Si tratta di una storia vera, che ha dell’incredibile. Éric Bulliard ci racconta di una comunità che non conosceva la scrittura, il denaro e le leggi e che nel 1930 chiese di essere evacuata perchè stava morendo di fame
“Non è più possibile”
L’addio a Saint-Kilda di Éric Bulliard edito da 21lettere è un libro straordinario, nel quale la storia eccezionale di una comunità rivive attraverso gli occhi appassionati di Éric Bulliard. L’autore, con grandissima empatia, ricostruisce gioie, dolori e miserie di una comunità abbandonata da Dio e dagli uomini fino al 1930.

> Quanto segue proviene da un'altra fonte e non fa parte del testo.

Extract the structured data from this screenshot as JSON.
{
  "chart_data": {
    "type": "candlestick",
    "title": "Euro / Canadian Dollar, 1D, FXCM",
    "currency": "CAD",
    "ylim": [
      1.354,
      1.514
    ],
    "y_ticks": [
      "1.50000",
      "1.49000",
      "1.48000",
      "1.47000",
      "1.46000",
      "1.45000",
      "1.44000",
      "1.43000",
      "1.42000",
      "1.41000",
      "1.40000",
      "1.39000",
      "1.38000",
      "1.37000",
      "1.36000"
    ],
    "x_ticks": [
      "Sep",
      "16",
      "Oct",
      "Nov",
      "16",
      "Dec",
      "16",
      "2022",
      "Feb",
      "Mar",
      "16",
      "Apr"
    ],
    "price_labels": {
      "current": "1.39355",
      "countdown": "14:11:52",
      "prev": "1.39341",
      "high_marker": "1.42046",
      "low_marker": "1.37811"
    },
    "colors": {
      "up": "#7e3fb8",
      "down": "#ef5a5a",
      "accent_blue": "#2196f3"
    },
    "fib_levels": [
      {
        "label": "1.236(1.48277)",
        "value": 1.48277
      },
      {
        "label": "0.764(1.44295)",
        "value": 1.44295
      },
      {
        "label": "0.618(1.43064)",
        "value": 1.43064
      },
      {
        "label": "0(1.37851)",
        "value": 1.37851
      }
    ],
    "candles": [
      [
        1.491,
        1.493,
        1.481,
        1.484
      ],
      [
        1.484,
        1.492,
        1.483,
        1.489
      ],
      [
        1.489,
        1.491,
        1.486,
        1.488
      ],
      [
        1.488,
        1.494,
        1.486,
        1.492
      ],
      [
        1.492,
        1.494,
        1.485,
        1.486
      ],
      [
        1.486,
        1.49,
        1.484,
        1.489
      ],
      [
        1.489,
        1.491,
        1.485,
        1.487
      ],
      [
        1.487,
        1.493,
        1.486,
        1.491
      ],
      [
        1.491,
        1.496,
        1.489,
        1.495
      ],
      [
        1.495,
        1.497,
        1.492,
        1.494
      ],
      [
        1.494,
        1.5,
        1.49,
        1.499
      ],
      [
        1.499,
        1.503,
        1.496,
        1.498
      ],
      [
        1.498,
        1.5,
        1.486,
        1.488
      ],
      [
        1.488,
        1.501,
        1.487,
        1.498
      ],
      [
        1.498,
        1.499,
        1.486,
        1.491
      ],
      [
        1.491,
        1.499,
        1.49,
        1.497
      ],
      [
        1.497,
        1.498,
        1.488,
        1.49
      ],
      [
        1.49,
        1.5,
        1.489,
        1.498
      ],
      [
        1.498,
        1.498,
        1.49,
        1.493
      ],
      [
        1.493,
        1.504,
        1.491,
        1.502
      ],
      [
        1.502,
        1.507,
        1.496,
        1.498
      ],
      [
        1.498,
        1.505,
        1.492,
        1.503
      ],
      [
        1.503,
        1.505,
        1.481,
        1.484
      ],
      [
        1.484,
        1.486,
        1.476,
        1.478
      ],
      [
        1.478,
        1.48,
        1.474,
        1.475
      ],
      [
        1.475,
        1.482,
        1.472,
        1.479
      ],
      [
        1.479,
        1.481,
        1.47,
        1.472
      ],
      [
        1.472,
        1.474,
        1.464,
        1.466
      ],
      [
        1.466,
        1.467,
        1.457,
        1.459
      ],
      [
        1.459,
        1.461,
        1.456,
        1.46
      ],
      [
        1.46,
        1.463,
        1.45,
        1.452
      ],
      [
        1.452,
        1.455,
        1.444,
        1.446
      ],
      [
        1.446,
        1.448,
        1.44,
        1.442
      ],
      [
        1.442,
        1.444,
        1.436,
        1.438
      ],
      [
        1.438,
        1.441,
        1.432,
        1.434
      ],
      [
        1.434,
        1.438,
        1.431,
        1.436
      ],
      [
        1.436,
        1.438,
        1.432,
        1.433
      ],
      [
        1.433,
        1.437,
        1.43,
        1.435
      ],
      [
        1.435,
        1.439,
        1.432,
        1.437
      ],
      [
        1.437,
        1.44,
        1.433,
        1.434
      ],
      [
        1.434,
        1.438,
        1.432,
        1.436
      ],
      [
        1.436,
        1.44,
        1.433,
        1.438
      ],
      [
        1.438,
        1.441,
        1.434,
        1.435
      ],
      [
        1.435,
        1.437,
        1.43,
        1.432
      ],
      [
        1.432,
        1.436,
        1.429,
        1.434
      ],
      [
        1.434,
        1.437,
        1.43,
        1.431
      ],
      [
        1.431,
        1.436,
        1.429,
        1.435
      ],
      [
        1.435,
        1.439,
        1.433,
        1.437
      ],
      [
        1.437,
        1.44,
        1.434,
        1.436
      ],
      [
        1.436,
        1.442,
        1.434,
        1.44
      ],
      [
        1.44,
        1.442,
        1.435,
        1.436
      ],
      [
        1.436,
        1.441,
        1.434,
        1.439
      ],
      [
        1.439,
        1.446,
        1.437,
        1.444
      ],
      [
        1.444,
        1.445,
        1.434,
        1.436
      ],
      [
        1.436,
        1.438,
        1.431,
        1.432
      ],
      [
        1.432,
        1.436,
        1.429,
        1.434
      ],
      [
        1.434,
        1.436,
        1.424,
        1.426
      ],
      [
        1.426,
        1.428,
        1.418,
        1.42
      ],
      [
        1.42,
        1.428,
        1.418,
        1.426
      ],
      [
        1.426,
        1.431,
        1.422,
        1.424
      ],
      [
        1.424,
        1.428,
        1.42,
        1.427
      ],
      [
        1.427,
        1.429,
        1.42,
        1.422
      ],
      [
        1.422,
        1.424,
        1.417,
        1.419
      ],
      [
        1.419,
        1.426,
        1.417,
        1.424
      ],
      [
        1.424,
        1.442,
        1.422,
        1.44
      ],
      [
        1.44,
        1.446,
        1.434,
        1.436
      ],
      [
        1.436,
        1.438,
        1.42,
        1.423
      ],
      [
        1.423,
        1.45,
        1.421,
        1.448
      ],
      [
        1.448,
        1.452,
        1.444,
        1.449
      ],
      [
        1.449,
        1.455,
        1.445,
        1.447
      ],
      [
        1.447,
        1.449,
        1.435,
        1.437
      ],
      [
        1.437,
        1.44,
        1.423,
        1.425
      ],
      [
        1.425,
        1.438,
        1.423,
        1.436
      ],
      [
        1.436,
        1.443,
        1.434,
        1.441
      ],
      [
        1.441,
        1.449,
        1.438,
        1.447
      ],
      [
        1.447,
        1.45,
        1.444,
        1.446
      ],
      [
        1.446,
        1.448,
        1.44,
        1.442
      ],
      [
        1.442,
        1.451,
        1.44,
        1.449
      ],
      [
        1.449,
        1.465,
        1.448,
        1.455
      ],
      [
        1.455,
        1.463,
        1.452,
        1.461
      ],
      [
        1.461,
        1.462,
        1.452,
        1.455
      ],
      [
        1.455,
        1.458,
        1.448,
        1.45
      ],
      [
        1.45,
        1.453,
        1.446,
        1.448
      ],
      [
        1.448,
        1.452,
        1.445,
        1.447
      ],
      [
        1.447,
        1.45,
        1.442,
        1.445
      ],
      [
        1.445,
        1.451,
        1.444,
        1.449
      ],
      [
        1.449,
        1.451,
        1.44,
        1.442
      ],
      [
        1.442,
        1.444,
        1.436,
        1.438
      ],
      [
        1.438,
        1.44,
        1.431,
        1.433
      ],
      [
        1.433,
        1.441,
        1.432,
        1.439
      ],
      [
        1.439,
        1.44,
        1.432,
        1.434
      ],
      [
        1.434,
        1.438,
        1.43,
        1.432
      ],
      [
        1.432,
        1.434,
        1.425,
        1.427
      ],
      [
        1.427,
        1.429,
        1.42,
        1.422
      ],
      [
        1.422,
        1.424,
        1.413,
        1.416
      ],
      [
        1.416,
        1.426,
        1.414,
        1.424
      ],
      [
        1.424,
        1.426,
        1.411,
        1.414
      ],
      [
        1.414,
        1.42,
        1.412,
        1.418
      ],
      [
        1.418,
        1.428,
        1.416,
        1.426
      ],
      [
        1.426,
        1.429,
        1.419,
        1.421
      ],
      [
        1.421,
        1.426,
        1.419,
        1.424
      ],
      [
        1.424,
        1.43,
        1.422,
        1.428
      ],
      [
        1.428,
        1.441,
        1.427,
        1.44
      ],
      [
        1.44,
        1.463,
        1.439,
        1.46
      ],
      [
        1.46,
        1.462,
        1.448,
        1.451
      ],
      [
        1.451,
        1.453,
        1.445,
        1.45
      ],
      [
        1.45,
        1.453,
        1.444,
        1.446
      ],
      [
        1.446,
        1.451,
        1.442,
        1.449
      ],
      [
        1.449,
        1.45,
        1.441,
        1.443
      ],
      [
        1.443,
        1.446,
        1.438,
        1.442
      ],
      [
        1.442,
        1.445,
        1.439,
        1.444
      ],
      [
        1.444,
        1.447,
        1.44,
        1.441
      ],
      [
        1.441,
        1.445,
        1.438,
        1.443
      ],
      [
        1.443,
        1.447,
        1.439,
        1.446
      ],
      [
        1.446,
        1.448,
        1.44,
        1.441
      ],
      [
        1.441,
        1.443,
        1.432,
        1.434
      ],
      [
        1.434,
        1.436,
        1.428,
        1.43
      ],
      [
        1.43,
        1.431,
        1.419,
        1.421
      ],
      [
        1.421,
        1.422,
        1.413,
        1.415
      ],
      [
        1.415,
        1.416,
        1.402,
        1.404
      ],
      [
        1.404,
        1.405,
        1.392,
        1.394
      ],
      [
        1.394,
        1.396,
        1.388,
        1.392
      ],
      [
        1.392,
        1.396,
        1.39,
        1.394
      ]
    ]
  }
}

“Non è più possibile”. Non è più possibile per questa gente di Saint-Kilda, un arcipelago della Scozia, oggi patrimonio UNESCO come sito naturale e storico, continuare a vivere lì. Stanno morendo di fame. Su uno degli isolotti più grandi, Hirta, vive, forse fin dalla preistoria, una popolazione di non più di 150 anime.
Siamo nel 1930 e non ci sono più uomini a prendersi cura della comunità. Sì, perché qui, gli uomini e gli adolescenti, vanno a pesca e a caccia e portano da mangiare per tutte le donne, i bambini e gli anziani della comunità. E’ un’unica famiglia. Se non mangia uno, non mangia nessuno. Ora sono rimasti in 36, in un luogo dove la natura è spietata. Questo è il regno di venti che si portano via le pecore e di piogge torrenziali che non danno tregua. Come si è arrivati a 36 persone soltanto?
La storia-reportage di Éric Bulliard inizia dalla fine, quando nel 1930, tramite alcuni intermediari, gli ultimi abitanti di Hirta chiedono al Segretario di Stato per la Scozia di aiutarli a lasciare l’isola. “Non è più possibile vivere lì. Stanno morendo tutti.
Éric Bulliard
Éric Bulliard, critico letterario e giornalista, resta letteralmente folgorato dalla storia degli abitanti di Saint-Kilda, che apprende durante un viaggio in Scozia nel 2012, come mi ha raccontato lui stesso nell’intervista di qualche mese fa. Poche fotografie sbiadite in una mostra hanno catturato la sua attenzione. Alcuni volti accigliati, fissi verso l’obiettivo gli hanno rapito l’anima. Inizia così un viaggio personale alla ricerca di informazioni sulla vita di questi abitanti che non conoscono il denaro, le armi, le leggi, la scrittura e che parlano il gaelico. A poco a poco, la ricerca di Bulliard si trasforma nella necessità impellente di raccontare al mondo la loro storia, ma con occhi diversi. I loro.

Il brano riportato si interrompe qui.